Thoracic Aortic Dissection in a Patient with Autosomal Dominant Polycystic Kidney Disease: A Case Report
HK Lamba MD, S Plato MD, Y Elgudin PhD
Department of Surgery University Hospitals Case Medical Center
-Autosomal dominant polycystic kidney disease (ADPKD) is one of the most common inherited disorders in humans and is responsible for 6–10% of cases of end stage renal disease.
-The leading cause of morbidity and mortality in ADPKD is cardiovascular disease.
-Cardiovascular abnormalities in ADPKD including most commonly hypertension and less commonly heart valve lesions, cardiomyopathy, cerebral aneurysms, aortic root dilation, and abdominal aortic aneurysm.

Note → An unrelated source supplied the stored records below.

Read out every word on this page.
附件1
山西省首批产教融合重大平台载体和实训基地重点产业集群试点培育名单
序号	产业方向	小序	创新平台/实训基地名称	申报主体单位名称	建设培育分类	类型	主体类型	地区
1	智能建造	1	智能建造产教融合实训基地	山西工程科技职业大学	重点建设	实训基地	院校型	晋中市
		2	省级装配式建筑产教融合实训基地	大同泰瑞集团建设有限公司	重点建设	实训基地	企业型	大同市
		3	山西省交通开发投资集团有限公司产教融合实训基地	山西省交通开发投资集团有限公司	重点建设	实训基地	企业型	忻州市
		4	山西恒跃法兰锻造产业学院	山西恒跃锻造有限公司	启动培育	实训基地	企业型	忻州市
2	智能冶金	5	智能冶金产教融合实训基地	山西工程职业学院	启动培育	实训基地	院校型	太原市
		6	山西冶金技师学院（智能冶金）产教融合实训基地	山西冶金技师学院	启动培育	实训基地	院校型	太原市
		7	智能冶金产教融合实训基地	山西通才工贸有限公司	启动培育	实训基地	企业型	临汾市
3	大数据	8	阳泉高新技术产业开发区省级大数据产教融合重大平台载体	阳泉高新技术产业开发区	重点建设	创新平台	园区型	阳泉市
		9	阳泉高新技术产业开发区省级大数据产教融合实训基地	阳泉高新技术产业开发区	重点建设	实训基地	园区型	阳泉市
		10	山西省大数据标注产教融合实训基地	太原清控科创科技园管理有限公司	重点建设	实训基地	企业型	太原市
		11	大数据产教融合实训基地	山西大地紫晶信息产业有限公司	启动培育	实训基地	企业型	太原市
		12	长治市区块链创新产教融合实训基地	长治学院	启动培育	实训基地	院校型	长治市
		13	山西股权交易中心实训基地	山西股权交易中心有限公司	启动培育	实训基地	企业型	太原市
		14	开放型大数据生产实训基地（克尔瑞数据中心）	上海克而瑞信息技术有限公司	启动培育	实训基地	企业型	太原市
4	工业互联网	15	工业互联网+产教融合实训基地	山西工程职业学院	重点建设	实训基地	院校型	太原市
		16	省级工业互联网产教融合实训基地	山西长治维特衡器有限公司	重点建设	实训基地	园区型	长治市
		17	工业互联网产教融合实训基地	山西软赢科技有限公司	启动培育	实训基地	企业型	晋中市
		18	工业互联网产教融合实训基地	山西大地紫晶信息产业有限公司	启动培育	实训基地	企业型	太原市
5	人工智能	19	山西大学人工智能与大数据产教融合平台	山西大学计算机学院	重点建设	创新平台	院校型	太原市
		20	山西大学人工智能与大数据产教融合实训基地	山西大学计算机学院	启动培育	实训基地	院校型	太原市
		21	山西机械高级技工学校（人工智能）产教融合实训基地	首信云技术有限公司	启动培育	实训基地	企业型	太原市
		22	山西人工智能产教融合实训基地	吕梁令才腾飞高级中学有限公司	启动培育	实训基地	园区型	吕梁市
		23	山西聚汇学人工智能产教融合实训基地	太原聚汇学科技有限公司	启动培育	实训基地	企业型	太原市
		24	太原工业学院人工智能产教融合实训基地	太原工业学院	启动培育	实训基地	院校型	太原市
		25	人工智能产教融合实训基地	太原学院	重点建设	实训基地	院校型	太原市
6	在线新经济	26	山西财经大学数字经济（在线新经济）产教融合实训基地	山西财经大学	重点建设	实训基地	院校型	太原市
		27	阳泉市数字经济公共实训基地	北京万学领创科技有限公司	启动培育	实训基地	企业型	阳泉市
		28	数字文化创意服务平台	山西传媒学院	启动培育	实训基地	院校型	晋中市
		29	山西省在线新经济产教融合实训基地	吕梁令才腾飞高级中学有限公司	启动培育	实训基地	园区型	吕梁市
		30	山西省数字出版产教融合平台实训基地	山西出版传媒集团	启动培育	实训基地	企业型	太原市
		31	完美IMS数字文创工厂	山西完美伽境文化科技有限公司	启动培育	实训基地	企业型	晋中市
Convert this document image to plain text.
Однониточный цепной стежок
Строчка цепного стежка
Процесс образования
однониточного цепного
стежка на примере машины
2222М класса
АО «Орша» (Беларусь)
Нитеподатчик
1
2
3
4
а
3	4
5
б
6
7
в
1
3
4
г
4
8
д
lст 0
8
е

-Thoracic aortic dissection has been rarely reported and ascending thoracic aortic dissection even more rarely.
HISTORY AND PHYSICAL
-34 year old white male with end stage renal disease (ESRD) secondary to autosomal dominant polycystic kidney disease (ADPKD).
-Previously admitted at an outside hospital (OSH) for dyspnea on exertion (DOE) and greyish sputum
-Transthoracic echocardiography at the OSH demonstrated possible vegetation and ejection fraction (EF) of 20%
- Treated for culture negative endocarditis and new onset heart
-Presented again with 1 month history of worsening DOE, lightdeadedness, and chest pressure.
-Transesophageal Echoardiograph showed linear opacity in the proximal aorta suggestive of focal dissection and EF of 25%
-TEE and CTA findings were consistent with type A dissection and patient was taken to the operating room for ascending aorta replacement with tube graft.
-Placed on cardiopulmonary bypass (CPB) using right axillary cannulation.
-Median sternotomy performed
-Transection of ascending aorta revealed dissection of the non-coronary sinus with chronic flap in the lumen.
-Dissection extended into the right coronary sinus without involving the right coronary artery.
-Leaflets of the aortic valve preserved with no evidence of endocarditis.
-Valve sparing aortic root replacement (David procedure) with a 28 mm Valsalva graft and 26 mm Hemashield graft performed.
-Dissections of right and left coronary buttons glued with BioGlue before re-insertion onto graft.
-Successfully weaned off CPB in normal sinus rhythm.
-Thrombocytopenia and coagulopathy on Postoperative Day (POD) 2 requiring transfusio
-Discharged to home on POD 12
-Genetic studies showed no evidence of Marfan’s disorder.
-CTA on POD 76 demonstrated normal course and caliber of aorta.
-We report a rare constellation of symptoms associated with ADPKD; polycystic kidney disease, dialted cardiomyopathy, and ascending thoracic aortic dissection.
-ADPKD presenting with cardiovascular abnormalities is often associated with concomitant Marfan’s Disorder, a genetic connective tissue disorder.
-Interestingly, our patient did not meet clinical or genetic diagnosis of Marfan’s.
-Mutations of the PKD1 and PKD2 genes found in 85% and 15% of cases of ADPKD.
- PKD1 mutations result in Polycystin-1 deficiency, which is present in normal endothelium, possibly contributing to loss of vascular structural integrity.
-PKD2 mutations result in Polycystin-2 deficiency, which normally modulates intracellular calcium cycling, possibly contributing to the development of heart failure.